Como sucesor de san Pedro, he recorrido sus pasos para proclamar
al Señor resucitado entre vosotros, para confirmaros en la fe de
vuestros padres e invocar sobre vosotros el consuelo que es el
don del Paráclito. Al estar ante vosotros hoy, deseo reconocer
las dificultades, la frustración, la pena y el sufrimiento que
tantos de vosotros han soportado como consecuencia de los
conflictos que han afligido a estas tierras, así como las
amargas experiencias de desplazamientos que muchas de sus
familias han conocido y --Dios no lo permita-- pueden aún
conocer. Deseo que mi presencia aquí sea un signo de que no sois
olvidados, de que vuestra perseverante presencia y testimonio
son preciosos a los ojos de Dios y son un elemento de futuro
para estas tierras.
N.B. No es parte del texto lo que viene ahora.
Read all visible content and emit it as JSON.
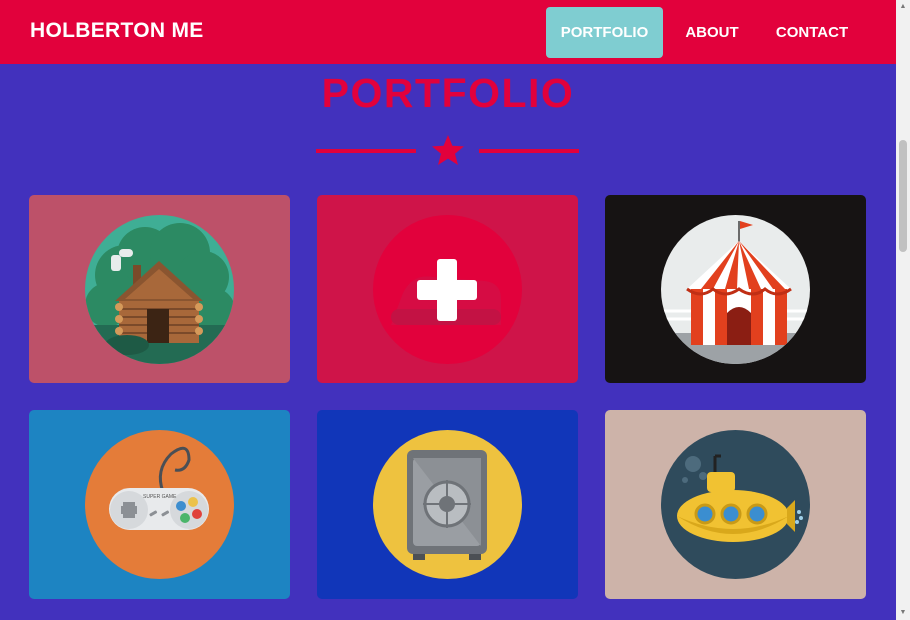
{
  "nav": {
    "brand": "HOLBERTON ME",
    "links": [
      {
        "label": "PORTFOLIO",
        "active": true
      },
      {
        "label": "ABOUT",
        "active": false
      },
      {
        "label": "CONTACT",
        "active": false
      }
    ]
  },
  "portfolio": {
    "title": "PORTFOLIO",
    "items": [
      {
        "icon": "log-cabin-icon",
        "background": "#bd5169"
      },
      {
        "icon": "plus-icon",
        "background": "#cf1449"
      },
      {
        "icon": "circus-tent-icon",
        "background": "#161313"
      },
      {
        "icon": "game-controller-icon",
        "background": "#1d84c2"
      },
      {
        "icon": "safe-icon",
        "background": "#1136b9"
      },
      {
        "icon": "submarine-icon",
        "background": "#cdb3a9"
      }
    ],
    "controller_text": "SUPER GAME"
  },
  "colors": {
    "accent": "#e2013c",
    "background": "#4231bd",
    "active_nav": "#7fcdd1"
  }
}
A causa de vuestras profundas raíces en
estos lugares, de vuestra antigua y fuerte cultura cristiana y
de vuestra perdurable confianza en las promesas de Dios,
vosotros, cristianos de Tierra Santa, estáis llamados a ser no
sólo un faro de fe para la iglesia universal, sino también
levadura de armonía, sabiduría y equilibrio en la vida de una
sociedad que tradicionalmente ha sido, y sigue siendo,
pluralista, multiétnica y multirreligiosa.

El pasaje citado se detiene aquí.